Tutto accantonato o solo rinviato? È la domanda che ci si sta ponendo dopo che il consiglio di amministrazione di Telecom Italia, ieri, non ha approvato il dossier Metroweb. Ovvero l’ingresso del gruppo capitanato da Marco Patuano nella società milanese della fibra ottica, rilevando la quota del 53% detenuta dal fondo F2i. O meglio, l’entrata dell’ex monopolista con la rete fissa in rame pure nella società che si candida sempre più a realizzare la rete di nuova generazione, non solo a Milano (con rischi antitrust non proprio banali).

Lo stop all’operazione, secondo la ricostruzione di Formiche.net, sembra più che altro un modo da parte del gruppo presieduto da Giuseppe Recchi per alzare alzare la posta. Le parole odierne di Patuano s’inseriscono proprio in questo scenario: con Metroweb – ha detto il capo azienda di Telecom Italia – “ci troviamo in una situazione particolare da dover affrontare. Una situazione in cui volendo fare molti investimenti, sembriamo una minaccia”.

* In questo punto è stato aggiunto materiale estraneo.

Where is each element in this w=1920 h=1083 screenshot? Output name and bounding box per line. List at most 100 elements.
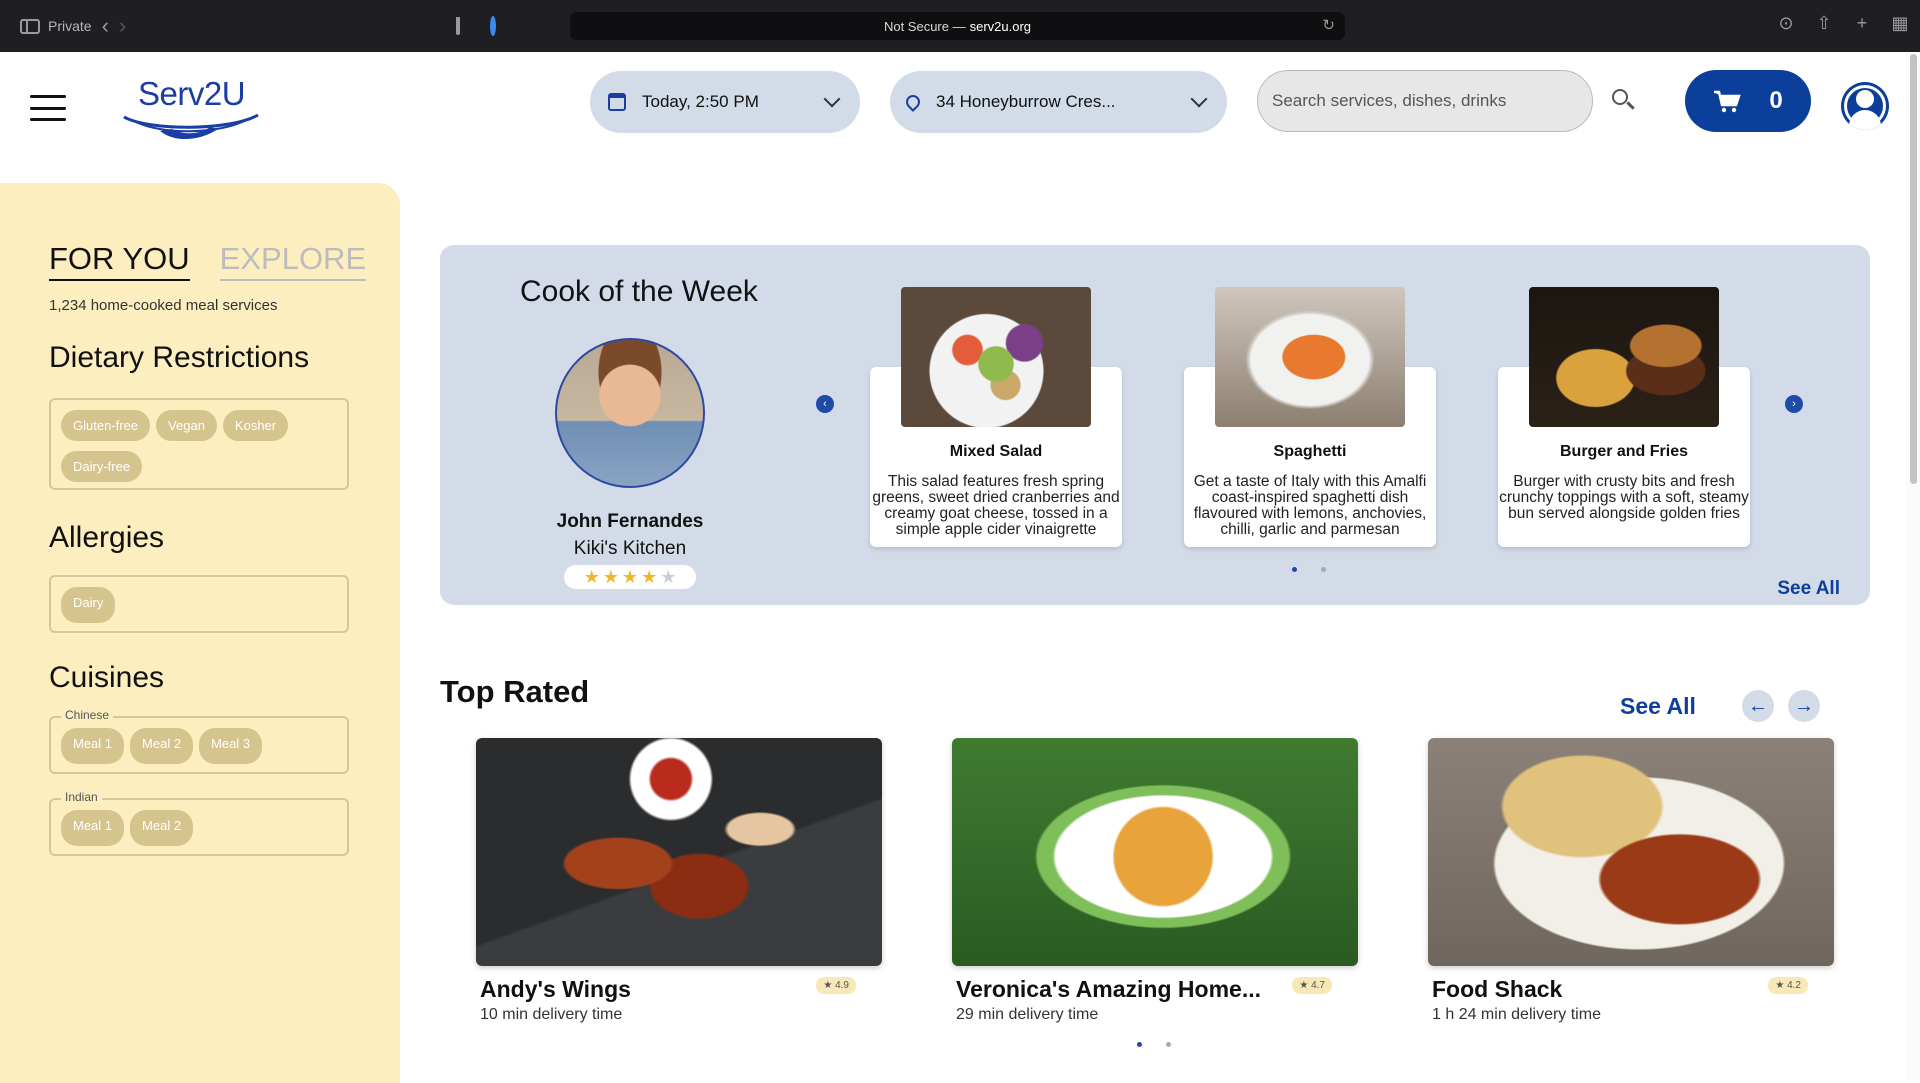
arrow-right-icon[interactable]: → [1788, 690, 1820, 722]
private-indicator[interactable]: Private [20, 18, 92, 34]
dish-title: Mixed Salad [949, 443, 1043, 460]
privacy-shield-icon[interactable] [456, 17, 461, 35]
browser-toolbar: Private ‹ › Not Secure — serv2u.org ↻ ⊙ … [0, 0, 1920, 52]
delivery-time: 1 h 24 min delivery time [1432, 1006, 1601, 1023]
chip-gluten-free[interactable]: Gluten-free [61, 410, 151, 441]
restaurant-name[interactable]: Veronica's Amazing Home... [956, 976, 1261, 1003]
allergies-heading: Allergies [49, 521, 165, 554]
rating-badge: ★ 4.2 [1768, 977, 1808, 994]
address-bar[interactable]: Not Secure — serv2u.org ↻ [570, 12, 1345, 40]
dish-image[interactable] [1529, 287, 1719, 427]
scrollbar-thumb[interactable] [1910, 54, 1917, 484]
cook-of-the-week-section: Cook of the Week John Fernandes Kiki's K… [440, 245, 1870, 605]
chip-kosher[interactable]: Kosher [222, 410, 289, 441]
chip-meal[interactable]: Meal 1 [61, 810, 125, 846]
star-icon: ★ [583, 567, 600, 587]
pagination-dot[interactable] [1137, 1042, 1142, 1047]
cuisine-label: Indian [61, 790, 102, 804]
star-icon: ★ [621, 567, 639, 587]
carousel-next-button[interactable]: › [1785, 395, 1803, 413]
page-scrollbar[interactable] [1906, 52, 1920, 1080]
rating-badge: ★ 4.7 [1292, 977, 1332, 994]
downloads-icon[interactable]: ⊙ [1776, 13, 1796, 33]
reload-icon[interactable]: ↻ [1322, 16, 1335, 34]
cuisine-label: Chinese [61, 708, 114, 722]
star-icon: ★ [641, 567, 658, 587]
delivery-time: 29 min delivery time [956, 1006, 1099, 1023]
delivery-time: 10 min delivery time [480, 1006, 623, 1023]
cook-avatar[interactable] [555, 338, 705, 488]
search-icon[interactable] [1610, 87, 1638, 115]
dietary-heading: Dietary Restrictions [49, 341, 310, 374]
see-all-link[interactable]: See All [1620, 693, 1696, 720]
allergies-chip-group: Dairy [49, 575, 349, 633]
cuisine-indian-group: Indian Meal 1 Meal 2 [49, 790, 349, 856]
see-all-link[interactable]: See All [1777, 578, 1840, 600]
tab-overview-icon[interactable]: ▦ [1890, 13, 1910, 33]
tab-explore[interactable]: EXPLORE [219, 241, 367, 281]
cart-count: 0 [1769, 87, 1783, 114]
search-input[interactable] [1257, 70, 1593, 132]
tab-for-you[interactable]: FOR YOU [49, 241, 190, 281]
site-logo[interactable]: Serv2U [120, 75, 262, 141]
chip-meal[interactable]: Meal 2 [130, 810, 194, 846]
delivery-time-selector[interactable]: Today, 2:50 PM [590, 71, 860, 133]
restaurant-image[interactable] [476, 738, 882, 966]
forward-arrow-icon[interactable]: › [119, 15, 126, 37]
menu-icon[interactable] [30, 95, 66, 121]
cook-rating: ★ ★ ★ ★ ★ [564, 565, 696, 589]
delivery-address-selector[interactable]: 34 Honeyburrow Cres... [890, 71, 1227, 133]
service-count: 1,234 home-cooked meal services [49, 297, 278, 314]
chip-meal[interactable]: Meal 3 [199, 728, 263, 764]
carousel-prev-button[interactable]: ‹ [816, 395, 834, 413]
cook-name[interactable]: John Fernandes [520, 511, 740, 533]
restaurant-card[interactable]: Andy's Wings ★ 4.9 10 min delivery time [476, 738, 882, 1023]
user-icon [1856, 90, 1874, 108]
restaurant-name[interactable]: Andy's Wings [480, 976, 631, 1003]
cart-button[interactable]: 0 [1685, 70, 1811, 132]
restaurant-image[interactable] [1428, 738, 1834, 966]
dish-image[interactable] [1215, 287, 1405, 427]
rating-badge: ★ 4.9 [816, 977, 856, 994]
dish-description: This salad features fresh spring greens,… [872, 473, 1120, 538]
account-avatar-button[interactable] [1841, 82, 1889, 130]
chip-dairy[interactable]: Dairy [61, 587, 116, 623]
chip-dairy-free[interactable]: Dairy-free [61, 451, 143, 482]
arrow-left-icon[interactable]: ← [1742, 690, 1774, 722]
private-label: Private [48, 18, 92, 34]
section-title: Cook of the Week [520, 275, 758, 308]
back-arrow-icon[interactable]: ‹ [102, 15, 109, 37]
share-icon[interactable]: ⇧ [1814, 13, 1834, 33]
sidebar-toggle-icon[interactable] [20, 18, 40, 34]
filter-panel: FOR YOU EXPLORE 1,234 home-cooked meal s… [0, 183, 400, 1083]
top-rated-title: Top Rated [440, 674, 590, 709]
carousel-pagination [1292, 567, 1326, 572]
restaurant-card[interactable]: Food Shack ★ 4.2 1 h 24 min delivery tim… [1428, 738, 1834, 1023]
cook-kitchen-name[interactable]: Kiki's Kitchen [520, 538, 740, 560]
location-pin-icon [903, 92, 923, 112]
url-host: serv2u.org [969, 18, 1032, 34]
restaurant-name[interactable]: Food Shack [1432, 976, 1562, 1003]
dish-image[interactable] [901, 287, 1091, 427]
restaurant-card[interactable]: Veronica's Amazing Home... ★ 4.7 29 min … [952, 738, 1358, 1023]
serving-hand-icon [123, 113, 259, 140]
cart-icon [1714, 90, 1742, 113]
calendar-icon [608, 93, 626, 111]
extension-icon[interactable] [490, 16, 497, 36]
restaurant-image[interactable] [952, 738, 1358, 966]
dish-title: Burger and Fries [1559, 443, 1689, 460]
chip-meal[interactable]: Meal 1 [61, 728, 125, 764]
chevron-down-icon [1190, 90, 1208, 108]
url-security-label: Not Secure — [883, 18, 966, 34]
panel-tabs: FOR YOU EXPLORE [49, 241, 367, 281]
delivery-time-label: Today, 2:50 PM [642, 92, 759, 111]
new-tab-icon[interactable]: + [1852, 13, 1872, 33]
pagination-dot[interactable] [1292, 567, 1297, 572]
dietary-chip-group: Gluten-free Vegan Kosher Dairy-free [49, 398, 349, 490]
chip-meal[interactable]: Meal 2 [130, 728, 194, 764]
chip-vegan[interactable]: Vegan [156, 410, 217, 441]
delivery-address-label: 34 Honeyburrow Cres... [936, 92, 1116, 111]
pagination-dot[interactable] [1166, 1042, 1171, 1047]
dish-description: Get a taste of Italy with this Amalfi co… [1193, 473, 1427, 538]
pagination-dot[interactable] [1321, 567, 1326, 572]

Ma su che cosa Telecom punta ad alzare la posta? Le due condizioni che l’ex monopolista continua a porre come condizioni preliminari sono: avere il 51% della newco con 800 milioni di capitale sottoscritti da Telecom e Metroweb per sviluppare ex novo la rete di nuova generazione; non avere altri colossi del settore come ad esempio Vodafone tra i soci.

Queste due condizioni non avrebbero avuto il via libera completo né da parte del governo Renzi né da parte del presidente di Cdp, Franco Bassanini, che è anche presidente di Metroweb. L’esecutivo e i vertici di Cassa depositi e prestiti guidata dall’ad, Giovanni Gorno Tempini, gradirebbero un ingresso di Telecom, non immediato al 51% ma diluito nel tempo, legato a un programma definitivo di investimenti.

“Il dossier è solo accantonato, non rottamato”, dice un addetto ai lavori. Si vedrà.